The slain man was cremated in the southern city of Bangalore, where his parents live in retirement.

The older Mr Unnikrishnan had warned the politician not to come to Bangalore. Mr Achuthanandan ignored the advice. What's more, his security detail brought sniffer dogs to check the Unnikrishnan home ahead of the VIP arrival.

Ordered out, Mr Achuthanandan sniffed that had it not been for Major Sandeep's death, 'not even a dog would have looked at the place'. That provoked further media fury and a national outcry.

'Rather a dog visit my home than a politician,' read a banner held aloft by a woman among the thousands gathered on the seafront outside the Taj to mark the first week of the terrorist strike.

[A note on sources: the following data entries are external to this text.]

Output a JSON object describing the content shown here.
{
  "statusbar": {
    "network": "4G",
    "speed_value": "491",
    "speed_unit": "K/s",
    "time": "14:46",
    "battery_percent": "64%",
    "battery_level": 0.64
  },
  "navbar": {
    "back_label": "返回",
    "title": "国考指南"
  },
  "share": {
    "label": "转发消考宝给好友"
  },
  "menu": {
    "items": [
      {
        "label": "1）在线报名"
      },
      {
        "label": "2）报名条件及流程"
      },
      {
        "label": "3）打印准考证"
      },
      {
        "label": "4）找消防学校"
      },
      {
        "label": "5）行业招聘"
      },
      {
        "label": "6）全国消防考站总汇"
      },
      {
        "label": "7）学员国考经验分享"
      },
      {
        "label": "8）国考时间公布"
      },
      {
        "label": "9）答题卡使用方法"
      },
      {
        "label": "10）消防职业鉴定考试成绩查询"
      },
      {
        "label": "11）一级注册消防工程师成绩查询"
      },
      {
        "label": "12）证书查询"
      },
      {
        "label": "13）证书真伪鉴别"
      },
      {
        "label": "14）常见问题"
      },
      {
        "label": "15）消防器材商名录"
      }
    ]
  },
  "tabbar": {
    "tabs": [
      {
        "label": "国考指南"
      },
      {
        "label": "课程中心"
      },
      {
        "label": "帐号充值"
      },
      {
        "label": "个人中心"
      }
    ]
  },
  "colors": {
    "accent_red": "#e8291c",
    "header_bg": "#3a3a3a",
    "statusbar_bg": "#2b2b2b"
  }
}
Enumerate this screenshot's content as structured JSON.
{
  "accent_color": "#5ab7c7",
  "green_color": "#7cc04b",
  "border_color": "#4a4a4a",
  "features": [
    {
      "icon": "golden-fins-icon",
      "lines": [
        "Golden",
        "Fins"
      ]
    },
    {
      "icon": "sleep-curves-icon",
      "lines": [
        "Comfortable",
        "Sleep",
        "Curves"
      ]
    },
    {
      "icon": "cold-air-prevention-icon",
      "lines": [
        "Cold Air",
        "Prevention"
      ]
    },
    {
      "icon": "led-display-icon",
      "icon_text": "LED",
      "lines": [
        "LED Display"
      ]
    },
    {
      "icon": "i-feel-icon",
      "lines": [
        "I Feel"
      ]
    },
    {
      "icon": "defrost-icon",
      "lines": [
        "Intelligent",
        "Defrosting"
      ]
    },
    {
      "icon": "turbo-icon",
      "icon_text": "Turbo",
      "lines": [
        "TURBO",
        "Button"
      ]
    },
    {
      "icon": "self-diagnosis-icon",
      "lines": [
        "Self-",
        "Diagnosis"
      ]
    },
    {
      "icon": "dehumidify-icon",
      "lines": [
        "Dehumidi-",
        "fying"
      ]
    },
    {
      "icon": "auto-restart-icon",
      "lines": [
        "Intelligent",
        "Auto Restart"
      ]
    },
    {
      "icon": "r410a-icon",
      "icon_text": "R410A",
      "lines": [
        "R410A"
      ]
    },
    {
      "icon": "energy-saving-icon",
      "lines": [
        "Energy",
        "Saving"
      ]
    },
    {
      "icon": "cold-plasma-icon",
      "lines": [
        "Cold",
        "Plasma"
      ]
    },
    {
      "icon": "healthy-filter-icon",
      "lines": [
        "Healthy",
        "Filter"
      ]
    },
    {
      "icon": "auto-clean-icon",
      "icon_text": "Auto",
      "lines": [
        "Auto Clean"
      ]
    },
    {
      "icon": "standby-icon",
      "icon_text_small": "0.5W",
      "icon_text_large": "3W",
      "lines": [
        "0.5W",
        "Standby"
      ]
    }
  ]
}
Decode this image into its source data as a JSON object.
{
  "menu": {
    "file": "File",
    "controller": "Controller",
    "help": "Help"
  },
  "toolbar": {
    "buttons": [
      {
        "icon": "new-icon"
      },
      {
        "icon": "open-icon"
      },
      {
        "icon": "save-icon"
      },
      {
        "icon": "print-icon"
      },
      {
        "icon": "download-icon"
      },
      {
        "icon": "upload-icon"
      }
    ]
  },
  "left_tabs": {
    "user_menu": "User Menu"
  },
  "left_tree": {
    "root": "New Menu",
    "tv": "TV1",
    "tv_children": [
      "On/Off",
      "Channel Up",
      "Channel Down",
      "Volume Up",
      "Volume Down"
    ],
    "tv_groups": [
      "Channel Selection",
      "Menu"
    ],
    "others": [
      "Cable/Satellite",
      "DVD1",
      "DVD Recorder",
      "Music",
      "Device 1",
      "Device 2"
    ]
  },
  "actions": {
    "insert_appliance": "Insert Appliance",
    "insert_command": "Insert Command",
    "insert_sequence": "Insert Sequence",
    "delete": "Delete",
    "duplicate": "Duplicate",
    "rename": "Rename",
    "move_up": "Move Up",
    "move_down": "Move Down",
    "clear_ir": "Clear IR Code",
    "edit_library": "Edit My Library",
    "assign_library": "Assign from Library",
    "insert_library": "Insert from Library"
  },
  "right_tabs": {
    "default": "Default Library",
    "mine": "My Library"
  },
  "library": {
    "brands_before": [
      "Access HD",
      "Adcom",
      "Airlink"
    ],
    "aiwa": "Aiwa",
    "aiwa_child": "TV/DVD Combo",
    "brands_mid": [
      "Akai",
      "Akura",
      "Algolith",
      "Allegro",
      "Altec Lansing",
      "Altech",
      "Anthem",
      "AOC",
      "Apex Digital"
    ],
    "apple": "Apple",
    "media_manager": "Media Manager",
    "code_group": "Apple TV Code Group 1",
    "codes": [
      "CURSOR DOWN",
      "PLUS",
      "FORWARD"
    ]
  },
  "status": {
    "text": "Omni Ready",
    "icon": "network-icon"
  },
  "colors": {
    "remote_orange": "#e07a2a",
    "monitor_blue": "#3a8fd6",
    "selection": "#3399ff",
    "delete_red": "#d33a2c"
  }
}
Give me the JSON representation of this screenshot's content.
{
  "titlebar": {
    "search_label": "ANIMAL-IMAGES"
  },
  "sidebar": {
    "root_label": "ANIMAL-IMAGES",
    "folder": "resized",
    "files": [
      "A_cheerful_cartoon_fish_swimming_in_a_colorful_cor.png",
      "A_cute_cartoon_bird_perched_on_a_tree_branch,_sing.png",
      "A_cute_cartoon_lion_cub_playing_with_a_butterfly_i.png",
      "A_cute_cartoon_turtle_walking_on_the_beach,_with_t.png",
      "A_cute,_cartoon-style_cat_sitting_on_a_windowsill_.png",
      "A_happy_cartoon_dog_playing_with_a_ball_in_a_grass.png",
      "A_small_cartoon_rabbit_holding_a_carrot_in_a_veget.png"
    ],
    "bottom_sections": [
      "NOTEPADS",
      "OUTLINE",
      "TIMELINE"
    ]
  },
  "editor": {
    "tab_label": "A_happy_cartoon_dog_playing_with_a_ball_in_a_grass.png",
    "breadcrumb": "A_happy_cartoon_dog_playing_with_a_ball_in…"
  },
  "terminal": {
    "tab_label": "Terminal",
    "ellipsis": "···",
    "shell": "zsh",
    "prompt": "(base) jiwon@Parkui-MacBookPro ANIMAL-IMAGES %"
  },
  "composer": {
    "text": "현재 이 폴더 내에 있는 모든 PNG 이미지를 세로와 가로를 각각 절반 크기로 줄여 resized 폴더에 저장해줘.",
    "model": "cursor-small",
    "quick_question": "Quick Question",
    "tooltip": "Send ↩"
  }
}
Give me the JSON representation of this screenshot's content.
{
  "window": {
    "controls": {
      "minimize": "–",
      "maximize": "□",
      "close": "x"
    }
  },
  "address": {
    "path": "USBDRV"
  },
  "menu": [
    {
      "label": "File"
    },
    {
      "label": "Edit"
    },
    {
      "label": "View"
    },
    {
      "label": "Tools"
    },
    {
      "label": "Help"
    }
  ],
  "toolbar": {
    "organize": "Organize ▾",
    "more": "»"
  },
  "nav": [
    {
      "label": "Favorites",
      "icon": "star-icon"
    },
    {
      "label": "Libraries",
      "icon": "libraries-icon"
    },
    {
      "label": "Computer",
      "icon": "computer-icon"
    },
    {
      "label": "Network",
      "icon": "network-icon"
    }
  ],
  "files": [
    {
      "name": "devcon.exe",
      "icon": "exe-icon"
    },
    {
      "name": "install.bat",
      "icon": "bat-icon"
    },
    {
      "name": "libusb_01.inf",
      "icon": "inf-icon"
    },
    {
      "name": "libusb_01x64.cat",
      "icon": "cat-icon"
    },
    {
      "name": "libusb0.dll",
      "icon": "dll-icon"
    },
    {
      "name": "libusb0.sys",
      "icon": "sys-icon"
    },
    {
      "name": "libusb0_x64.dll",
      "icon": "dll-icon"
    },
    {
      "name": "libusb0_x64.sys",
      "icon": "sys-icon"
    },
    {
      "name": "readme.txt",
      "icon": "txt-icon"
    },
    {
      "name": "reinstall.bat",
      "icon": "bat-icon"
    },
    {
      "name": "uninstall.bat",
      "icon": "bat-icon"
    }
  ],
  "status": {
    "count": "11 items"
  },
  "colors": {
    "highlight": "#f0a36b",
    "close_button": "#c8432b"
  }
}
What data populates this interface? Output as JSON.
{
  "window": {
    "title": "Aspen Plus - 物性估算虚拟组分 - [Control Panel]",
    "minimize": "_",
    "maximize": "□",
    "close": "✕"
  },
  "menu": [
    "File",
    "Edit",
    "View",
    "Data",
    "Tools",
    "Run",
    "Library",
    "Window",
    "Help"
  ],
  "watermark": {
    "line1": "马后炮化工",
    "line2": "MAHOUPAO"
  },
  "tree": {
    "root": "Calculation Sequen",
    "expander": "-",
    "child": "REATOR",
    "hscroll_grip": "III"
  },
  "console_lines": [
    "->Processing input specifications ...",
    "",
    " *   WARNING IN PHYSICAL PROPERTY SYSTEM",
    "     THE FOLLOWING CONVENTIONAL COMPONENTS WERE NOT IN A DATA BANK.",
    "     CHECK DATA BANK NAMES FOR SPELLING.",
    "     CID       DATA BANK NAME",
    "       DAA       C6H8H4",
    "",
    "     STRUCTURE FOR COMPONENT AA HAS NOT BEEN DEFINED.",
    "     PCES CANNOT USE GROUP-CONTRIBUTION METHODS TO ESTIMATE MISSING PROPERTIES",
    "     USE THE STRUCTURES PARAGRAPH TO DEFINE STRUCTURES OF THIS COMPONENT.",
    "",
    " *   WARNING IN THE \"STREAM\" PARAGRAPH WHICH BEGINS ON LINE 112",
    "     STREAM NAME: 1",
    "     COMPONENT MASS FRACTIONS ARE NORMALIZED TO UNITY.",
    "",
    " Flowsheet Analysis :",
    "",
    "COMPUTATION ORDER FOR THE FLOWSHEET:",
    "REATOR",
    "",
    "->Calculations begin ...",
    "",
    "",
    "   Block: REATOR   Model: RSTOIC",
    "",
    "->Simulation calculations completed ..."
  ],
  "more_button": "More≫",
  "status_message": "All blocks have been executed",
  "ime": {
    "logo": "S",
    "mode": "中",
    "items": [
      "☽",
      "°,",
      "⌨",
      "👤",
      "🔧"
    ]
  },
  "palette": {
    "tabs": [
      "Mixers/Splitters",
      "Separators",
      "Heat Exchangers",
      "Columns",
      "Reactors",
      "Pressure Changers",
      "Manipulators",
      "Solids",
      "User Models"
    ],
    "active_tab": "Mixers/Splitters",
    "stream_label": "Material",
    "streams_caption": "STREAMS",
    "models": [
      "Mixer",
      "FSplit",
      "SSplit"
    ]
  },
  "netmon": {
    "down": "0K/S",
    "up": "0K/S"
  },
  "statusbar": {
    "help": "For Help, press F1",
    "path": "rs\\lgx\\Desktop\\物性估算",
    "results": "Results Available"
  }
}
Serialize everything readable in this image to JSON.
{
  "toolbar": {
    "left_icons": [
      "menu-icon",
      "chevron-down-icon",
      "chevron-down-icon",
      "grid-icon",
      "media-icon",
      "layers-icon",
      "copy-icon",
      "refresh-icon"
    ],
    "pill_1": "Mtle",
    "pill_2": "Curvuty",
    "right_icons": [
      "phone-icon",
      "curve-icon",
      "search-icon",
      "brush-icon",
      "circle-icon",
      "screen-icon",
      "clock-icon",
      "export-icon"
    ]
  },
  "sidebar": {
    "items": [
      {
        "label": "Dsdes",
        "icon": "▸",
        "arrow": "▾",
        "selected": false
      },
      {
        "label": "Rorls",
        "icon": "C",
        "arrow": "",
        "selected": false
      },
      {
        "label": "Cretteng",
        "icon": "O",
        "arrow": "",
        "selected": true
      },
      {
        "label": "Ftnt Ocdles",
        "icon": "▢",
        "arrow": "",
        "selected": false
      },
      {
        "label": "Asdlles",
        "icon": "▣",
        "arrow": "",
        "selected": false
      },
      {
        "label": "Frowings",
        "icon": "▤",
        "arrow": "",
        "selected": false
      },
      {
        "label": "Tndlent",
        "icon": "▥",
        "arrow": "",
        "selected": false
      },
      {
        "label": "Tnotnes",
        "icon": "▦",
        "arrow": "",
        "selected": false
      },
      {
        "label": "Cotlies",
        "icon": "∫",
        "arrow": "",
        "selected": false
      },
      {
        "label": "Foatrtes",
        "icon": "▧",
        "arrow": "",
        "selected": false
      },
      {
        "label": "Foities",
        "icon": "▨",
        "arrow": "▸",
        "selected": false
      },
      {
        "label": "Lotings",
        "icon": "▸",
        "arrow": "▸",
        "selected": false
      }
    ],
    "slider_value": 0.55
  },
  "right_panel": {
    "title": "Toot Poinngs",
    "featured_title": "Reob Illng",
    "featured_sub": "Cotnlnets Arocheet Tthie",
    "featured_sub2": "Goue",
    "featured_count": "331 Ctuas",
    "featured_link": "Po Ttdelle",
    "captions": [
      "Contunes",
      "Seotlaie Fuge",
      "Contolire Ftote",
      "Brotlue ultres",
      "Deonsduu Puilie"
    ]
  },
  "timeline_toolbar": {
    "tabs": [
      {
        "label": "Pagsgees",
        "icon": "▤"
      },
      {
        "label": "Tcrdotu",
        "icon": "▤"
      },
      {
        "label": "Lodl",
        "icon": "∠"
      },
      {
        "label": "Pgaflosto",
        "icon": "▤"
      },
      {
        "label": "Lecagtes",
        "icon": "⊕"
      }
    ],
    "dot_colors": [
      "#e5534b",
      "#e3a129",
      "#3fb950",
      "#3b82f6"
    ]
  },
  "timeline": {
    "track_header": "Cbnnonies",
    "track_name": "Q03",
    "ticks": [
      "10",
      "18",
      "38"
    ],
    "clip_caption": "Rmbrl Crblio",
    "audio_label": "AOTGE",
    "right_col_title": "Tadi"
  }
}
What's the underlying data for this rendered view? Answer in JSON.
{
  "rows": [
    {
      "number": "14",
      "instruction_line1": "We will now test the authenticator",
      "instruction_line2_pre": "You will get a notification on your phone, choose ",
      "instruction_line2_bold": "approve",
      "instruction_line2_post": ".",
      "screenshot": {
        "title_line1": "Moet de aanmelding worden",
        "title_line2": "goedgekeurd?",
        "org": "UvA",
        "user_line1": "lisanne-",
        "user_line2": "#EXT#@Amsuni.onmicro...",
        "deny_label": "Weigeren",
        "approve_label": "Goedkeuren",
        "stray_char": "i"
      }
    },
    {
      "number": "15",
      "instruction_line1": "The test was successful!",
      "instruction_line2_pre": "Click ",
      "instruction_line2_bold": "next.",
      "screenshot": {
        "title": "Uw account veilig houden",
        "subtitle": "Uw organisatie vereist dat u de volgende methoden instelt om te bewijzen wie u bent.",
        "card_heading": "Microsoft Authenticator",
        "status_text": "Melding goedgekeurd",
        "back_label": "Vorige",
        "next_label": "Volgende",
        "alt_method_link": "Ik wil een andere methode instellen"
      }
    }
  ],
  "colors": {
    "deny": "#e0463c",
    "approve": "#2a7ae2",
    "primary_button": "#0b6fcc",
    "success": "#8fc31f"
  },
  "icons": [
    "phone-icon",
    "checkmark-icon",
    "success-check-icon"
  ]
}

Yesterday, Prime Minister Manmohan Singh said the people of India have felt a sense of hurt and anger as never before due to the Mumbai attacks.

India's political class is under the gun from a public enraged by the state's inability to protect its citizens from attacks.

Searching questions are being asked about the relevance of politicians and the penchant of many influential people to demand armed government guards as a means of showing their importance.

While politicians go around with tight security, escort cars sweeping traffic aside on the nation's roads, India as a whole has one of the lowest police-public ratios: 225 policemen for 100,000 people.

'India's people are confused and angry over the politicising of the security forces and their misuse for personal ends,' said Mr Maxwell Pereira, a former top officer in the Delhi Police, now retired, who has witnessed the misuse from close quarters.

'The anger is not only justified, in my opinion it is not enough.'

It has not helped that many leaders on both sides of the political divide have spoken and acted inappropriately in the aftermath of the attack.

Mr Vilasrao Deshmukh, chief minister of Maharashtra of which Mumbai is the capital, resigned this week as did his deputy, Mr R.R. Patil.

Mr Deshmukh, who is from Dr Singh's Congress party, was seen touring the Taj with his actor son and a famous director, Ram Gopal Verma, whose movies are known to contain excessive violence.

Mr Patil said just after the attack that 'small incidents' do take place in a big city such as Mumbai.

Top opposition figures have not been spared.

Take Mr Narendra Modi, the hugely efficient chief minister of Gujarat state, adjoining Maharashtra. Mr Modi, who is from the Hindu nationalist Bharatiya Janata Party (BJP), had repeatedly attacked the head of the Anti-Terrorism Squad, MrHemant Karkare, who had recently caught several Hindus involved in terror conspiracies.

But after Mr Karkare died in a hail of terrorist bullets in Mumbai last week, Mr Modi tried to give Mr Karkare's widow 1.5 million rupees (S$46,000) for her husband's bravery. She declined the offer.

BJP party spokesman Mukhtar Abbas Naqvi also got into trouble this week when he criticised the mounting citizen anger.

'Some women wearing lipstick and powder have taken to the streets in Mumbai and are abusing politicians, thus spreading dissatisfaction against democracy,' he said.

The BJP quickly distanced itself from his comments.